Cada paso estaba lleno de resentimiento y rabia.
«Bastardo desagradecido», pensó, apretando los dientes.
«Todo lo que hice por él, ¿y así es como me lo paga?».
Sus ojos se entrecerraron mientras miraba a su hija, quien había permanecido en silencio durante la mayor parte del viaje.
«Espero que ella lo arruine», murmuró entre dientes, con la amargura burbujeando una vez más.
«Espero que esa pequeña zorra lo haga débil e inútil».
¿Cómo podía Cain hacerle esto?
Literalmente lo había criado, sacrificó su vida por él, y lo echó de Vehiron sin dudarlo.
Todo por culpa de una sirvienta.
—La sirvienta es su pareja destinada, Padre —interrumpió Nora, con el agotamiento aferrándose a sus huesos.
Gerald clavó sus ojos en su hija, con una desagradable y amarga mueca en su rostro.

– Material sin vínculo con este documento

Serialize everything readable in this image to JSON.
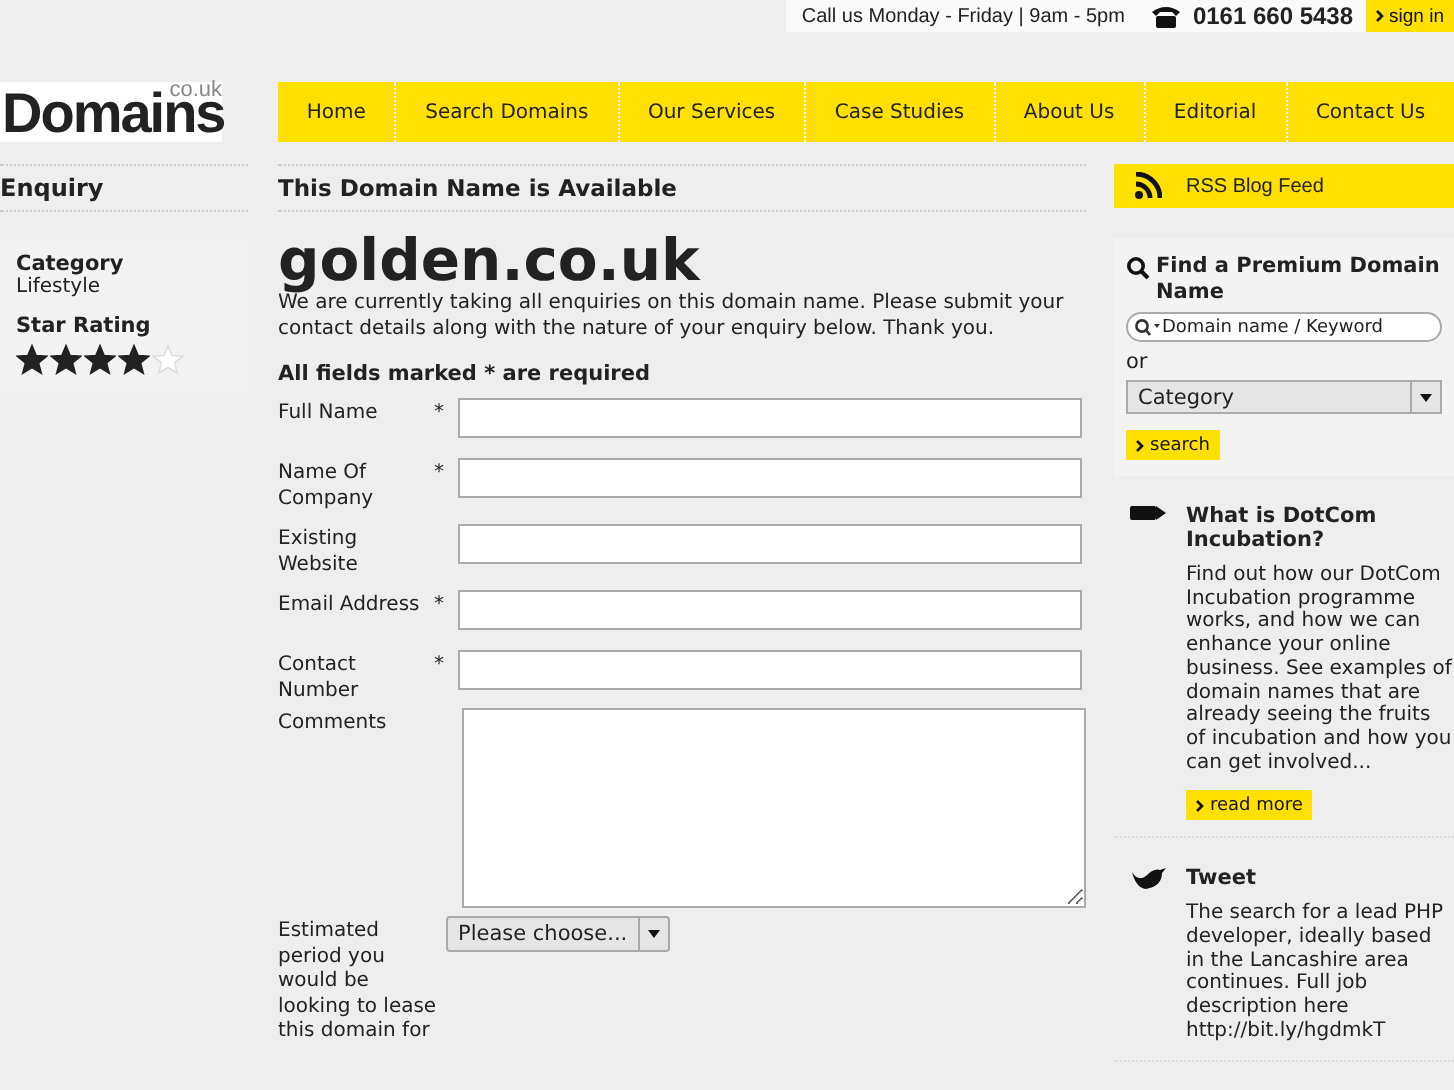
{
  "topbar": {
    "hours": "Call us Monday - Friday | 9am - 5pm",
    "phone": "0161 660 5438",
    "sign_in": "sign in"
  },
  "logo": {
    "main": "Domains",
    "suffix": "co.uk"
  },
  "nav": [
    {
      "label": "Home"
    },
    {
      "label": "Search Domains"
    },
    {
      "label": "Our Services"
    },
    {
      "label": "Case Studies"
    },
    {
      "label": "About Us"
    },
    {
      "label": "Editorial"
    },
    {
      "label": "Contact Us"
    }
  ],
  "sidebar": {
    "heading": "Enquiry",
    "category_label": "Category",
    "category": "Lifestyle",
    "rating_label": "Star Rating",
    "stars": 4
  },
  "main": {
    "heading": "This Domain Name is Available",
    "domain": "golden.co.uk",
    "intro": "We are currently taking all enquiries on this domain name. Please submit your contact details along with the nature of your enquiry below. Thank you.",
    "required_note": "All fields marked * are required",
    "fields": [
      {
        "kind": "text",
        "label": "Full Name",
        "required_mark": "*"
      },
      {
        "kind": "text",
        "label": "Name Of Company",
        "required_mark": "*"
      },
      {
        "kind": "text",
        "label": "Existing Website"
      },
      {
        "kind": "text",
        "label": "Email Address",
        "required_mark": "*"
      },
      {
        "kind": "text",
        "label": "Contact Number",
        "required_mark": "*"
      },
      {
        "kind": "textarea",
        "label": "Comments"
      },
      {
        "kind": "select",
        "label": "Estimated period you would be looking to lease this domain for",
        "value": "Please choose..."
      }
    ]
  },
  "right": {
    "rss": "RSS Blog Feed",
    "search_title": "Find a Premium Domain Name",
    "search_placeholder": "Domain name / Keyword",
    "or": "or",
    "category": "Category",
    "search_button": "search",
    "articles": [
      {
        "kind": "incubation",
        "title": "What is DotCom Incubation?",
        "body": "Find out how our DotCom Incubation programme works, and how we can enhance your online business. See examples of domain names that are already seeing the fruits of incubation and how you can get involved...",
        "button": "read more"
      },
      {
        "kind": "tweet",
        "title": "Tweet",
        "body": "The search for a lead PHP developer, ideally based in the Lancashire area continues. Full job description here http://bit.ly/hgdmkT"
      }
    ]
  }
}
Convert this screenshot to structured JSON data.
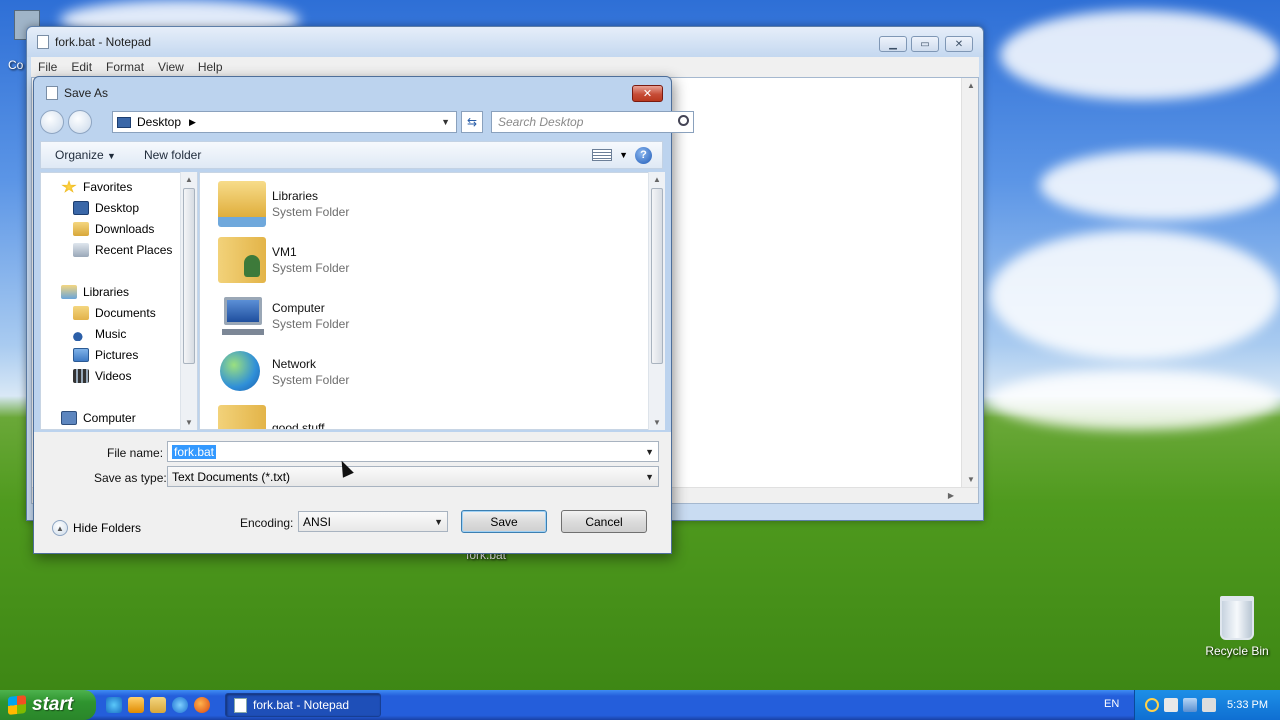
{
  "notepad": {
    "title": "fork.bat - Notepad",
    "menu": [
      "File",
      "Edit",
      "Format",
      "View",
      "Help"
    ]
  },
  "dialog": {
    "title": "Save As",
    "address": "Desktop",
    "search_placeholder": "Search Desktop",
    "toolbar": {
      "organize": "Organize",
      "new_folder": "New folder"
    },
    "nav": {
      "favorites": "Favorites",
      "favorites_items": [
        "Desktop",
        "Downloads",
        "Recent Places"
      ],
      "libraries": "Libraries",
      "libraries_items": [
        "Documents",
        "Music",
        "Pictures",
        "Videos"
      ],
      "computer": "Computer"
    },
    "files": [
      {
        "name": "Libraries",
        "type": "System Folder",
        "icon": "libraries-folder-icon"
      },
      {
        "name": "VM1",
        "type": "System Folder",
        "icon": "user-folder-icon"
      },
      {
        "name": "Computer",
        "type": "System Folder",
        "icon": "computer-icon"
      },
      {
        "name": "Network",
        "type": "System Folder",
        "icon": "network-icon"
      },
      {
        "name": "good stuff",
        "type": "",
        "icon": "folder-icon"
      }
    ],
    "file_name_label": "File name:",
    "file_name_value": "fork.bat",
    "save_type_label": "Save as type:",
    "save_type_value": "Text Documents (*.txt)",
    "hide_folders": "Hide Folders",
    "encoding_label": "Encoding:",
    "encoding_value": "ANSI",
    "save": "Save",
    "cancel": "Cancel"
  },
  "desktop": {
    "recycle_bin": "Recycle Bin",
    "fork_file": "fork.bat",
    "partial_label": "Co"
  },
  "taskbar": {
    "start": "start",
    "task": "fork.bat - Notepad",
    "lang": "EN",
    "clock": "5:33 PM"
  }
}
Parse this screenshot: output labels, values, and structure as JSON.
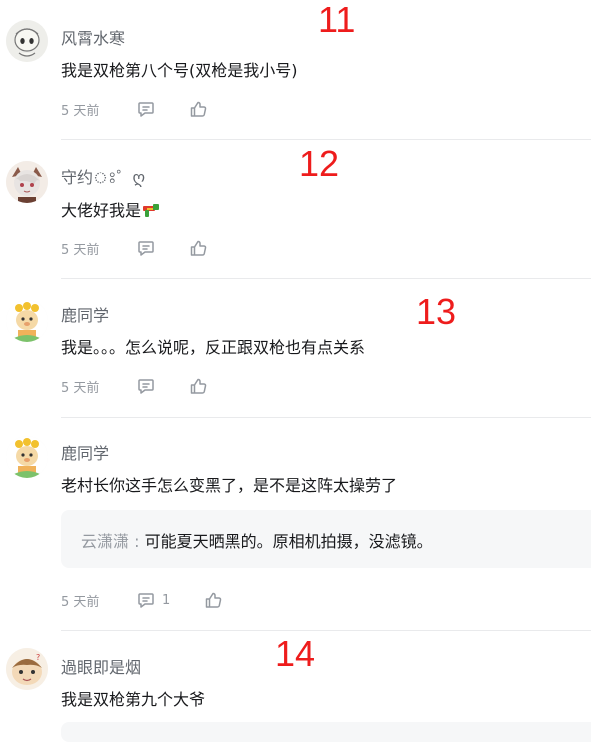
{
  "comments": [
    {
      "username": "风霄水寒",
      "text": "我是双枪第八个号(双枪是我小号)",
      "time": "5 天前",
      "annotation": "11"
    },
    {
      "username": "守约ঃ゜ღ",
      "text": "大佬好我是",
      "time": "5 天前",
      "annotation": "12"
    },
    {
      "username": "鹿同学",
      "text": "我是。。。怎么说呢，反正跟双枪也有点关系",
      "time": "5 天前",
      "annotation": "13"
    },
    {
      "username": "鹿同学",
      "text": "老村长你这手怎么变黑了，是不是这阵太操劳了",
      "time": "5 天前",
      "reply_count": "1",
      "reply": {
        "user": "云潇潇",
        "separator": " : ",
        "text": "可能夏天晒黑的。原相机拍摄，没滤镜。"
      }
    },
    {
      "username": "過眼即是烟",
      "text": "我是双枪第九个大爷",
      "annotation": "14"
    }
  ],
  "icons": {
    "reply": "comment-bubble-icon",
    "like": "thumbs-up-icon"
  },
  "colors": {
    "annotation": "#ee1c1c",
    "username": "#61666d",
    "meta": "#9499a0",
    "reply_box": "#f6f7f8"
  }
}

—¡Una pareja que debería haber rechazado!
La chica no tiene lobo.
¿De qué le sirve de todos modos?
Nora solo negó con la cabeza.
—Su pareja es su pareja, padre.
Y el vínculo de pareja llega hasta…
—Oh, ahórrame las tonterías.
No necesito que me des una lección sobre algún maldito vínculo de pareja.
Yo estuve emparejado una vez, para que lo sepas —escupió con rabia.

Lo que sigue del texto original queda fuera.